DATASET_PUBLISH Usage Notes - Teradata Vantage

Teradata® VantageCloud Lake

Deployment
VantageCloud
Edition
Lake
Product
Teradata Vantage
Published
January 2023
Language
English (United States)
Last Update
2024-04-03
dita:mapPath
phg1621910019905.ditamap
dita:ditavalPath
pny1626732985837.ditaval
dita:id
phg1621910019905

DATASET_PUBLISH composes a DATASET data type instance from different data sources (anything referenced in an SQL statement). DATASET_PUBLISH publishes DATASET data types of any storage format, exporting stored data stored to an externally recognizable file format. DATASET_PUBLISH returns one output column, "data," which returns the data composed as a result of this operation.

The formats vary:
  • Data composed as Avro is returned as an instance of the DATASET type with storage format AVRO. When a DATASET data type stored as AVRO creates an Avro instance by using DATASET_PUBLISH, its schema is combined with the output schema. The default is to publish DATASET values in the AVRO storage format.
  • Data composed as CSV returns as a DATASET type instance with storage format CSV. The CSV file contains a header line with CSV column names and data. If the specified schema has a null field_names key, no header is included with the CSV value. All data is separated using the row and column delimiters. All Teradata complex data types (including DATASET) creating a CSV instance with DATASET_PUBLISH are converted to text representation and treated as one field in the CSV instance. To include a schema in the DATASET type, use the SCHEMA clause.
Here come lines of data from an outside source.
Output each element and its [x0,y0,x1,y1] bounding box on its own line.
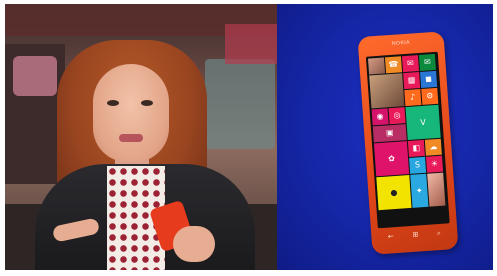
foursquare-tile[interactable]: ✿ [373,141,410,177]
yellow-app-icon: ● [390,187,398,197]
presenter-mouth [119,134,143,142]
presenter-holding-hand [173,226,215,262]
search-icon[interactable]: ⌕ [437,228,442,237]
calendar-icon: ▦ [407,75,416,85]
twitter-icon: ✦ [415,185,423,196]
market-goods-right [205,59,275,149]
mail-tile[interactable]: ✉ [418,53,436,71]
weather-icon: ☀ [430,158,439,169]
phone-tile[interactable]: ☎ [384,56,403,74]
onedrive-icon: ☁ [429,141,438,152]
phone-screen: ☎ ✉ ✉ ▦ ◼ ♪ ⚙ ◉ ◎ V ▣ ✿ ◧ ☁ S ☀ ● ✦ [365,51,450,229]
yellow-app-tile[interactable]: ● [376,174,412,211]
instagram-tile[interactable]: ◎ [388,107,406,125]
market-goods-left [13,56,57,96]
vine-tile[interactable]: V [405,104,441,141]
phone-icon: ☎ [388,59,399,70]
vine-icon: V [420,117,427,127]
instagram-icon: ◎ [393,110,401,120]
contact-photo-tile[interactable] [427,172,446,207]
video-scene-panel [5,4,277,270]
market-goods-top-right [225,24,277,64]
start-screen-tiles: ☎ ✉ ✉ ▦ ◼ ♪ ⚙ ◉ ◎ V ▣ ✿ ◧ ☁ S ☀ ● ✦ [368,53,446,211]
onedrive-tile[interactable]: ☁ [424,138,442,156]
photo-app-icon: ▣ [385,127,394,138]
camera-tile[interactable]: ◉ [371,108,389,126]
foursquare-icon: ✿ [387,153,396,163]
mail-icon: ✉ [423,57,432,67]
back-arrow-icon[interactable]: ← [388,232,394,240]
music-icon: ♪ [409,92,416,102]
skype-icon: S [414,160,421,170]
phone-brand-label: NOKIA [391,39,411,47]
video-frame: NOKIA ☎ ✉ ✉ ▦ ◼ ♪ ⚙ ◉ ◎ V ▣ ✿ ◧ ☁ S ☀ ● ✦ ← ⊞ ⌕ [5,4,493,270]
phone-nav-bar: ← ⊞ ⌕ [378,225,451,244]
presenter-face [93,64,169,162]
photos-tile[interactable] [369,73,405,109]
photo-app-tile[interactable]: ▣ [372,124,407,143]
messaging-tile[interactable]: ✉ [401,55,420,73]
phone-promo-panel: NOKIA ☎ ✉ ✉ ▦ ◼ ♪ ⚙ ◉ ◎ V ▣ ✿ ◧ ☁ S ☀ ● ✦ ← ⊞ ⌕ [277,4,493,270]
music-tile[interactable]: ♪ [404,89,422,107]
people-tile[interactable] [368,57,386,75]
store-icon: ◼ [424,74,433,84]
presenter-eye-left [107,100,119,106]
settings-tile[interactable]: ⚙ [421,87,439,105]
skype-tile[interactable]: S [409,156,427,174]
windows-start-icon[interactable]: ⊞ [412,231,418,239]
calendar-tile[interactable]: ▦ [403,72,421,90]
camera-icon: ◉ [376,111,384,122]
twitter-tile[interactable]: ✦ [410,173,429,208]
presenter-eye-right [141,100,153,106]
office-tile[interactable]: ◧ [407,139,425,157]
weather-tile[interactable]: ☀ [426,155,444,173]
store-tile[interactable]: ◼ [420,70,438,88]
office-icon: ◧ [412,143,421,153]
messaging-icon: ✉ [406,58,415,68]
settings-icon: ⚙ [425,91,434,101]
phone-device: NOKIA ☎ ✉ ✉ ▦ ◼ ♪ ⚙ ◉ ◎ V ▣ ✿ ◧ ☁ S ☀ ● ✦ ← ⊞ ⌕ [357,31,459,255]
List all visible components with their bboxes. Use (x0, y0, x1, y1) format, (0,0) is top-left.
    If the DATASET value has a schema and is inserted into a table column with a column-based schema defined, the schema is removed from the value, and the CSV data is validated against the column-based schema.

    JSON data and DATASET data are not supported as input.

  • JSON data published to a DATASET type is converted to the desired storage format and then combined with the output.
  • Any other Teradata complex data types used to create an AVRO or CSV instance by using DATASET_PUBLISH are converted to text representation and treated as one field in the resulting instance. Distinct and structured UDTs are not supported.

When DATASET_PUBLISH is used to compose an Avro instance and you are publishing types that are found as nullable by definition, the schema marks the type as such by using a union of null and the corresponding data type. Therefore, the schema type for a field looks like "type":["null","int"] instead of "type":"int".

Null is guaranteed to be the first element in the union for the auto-generated Avro schema.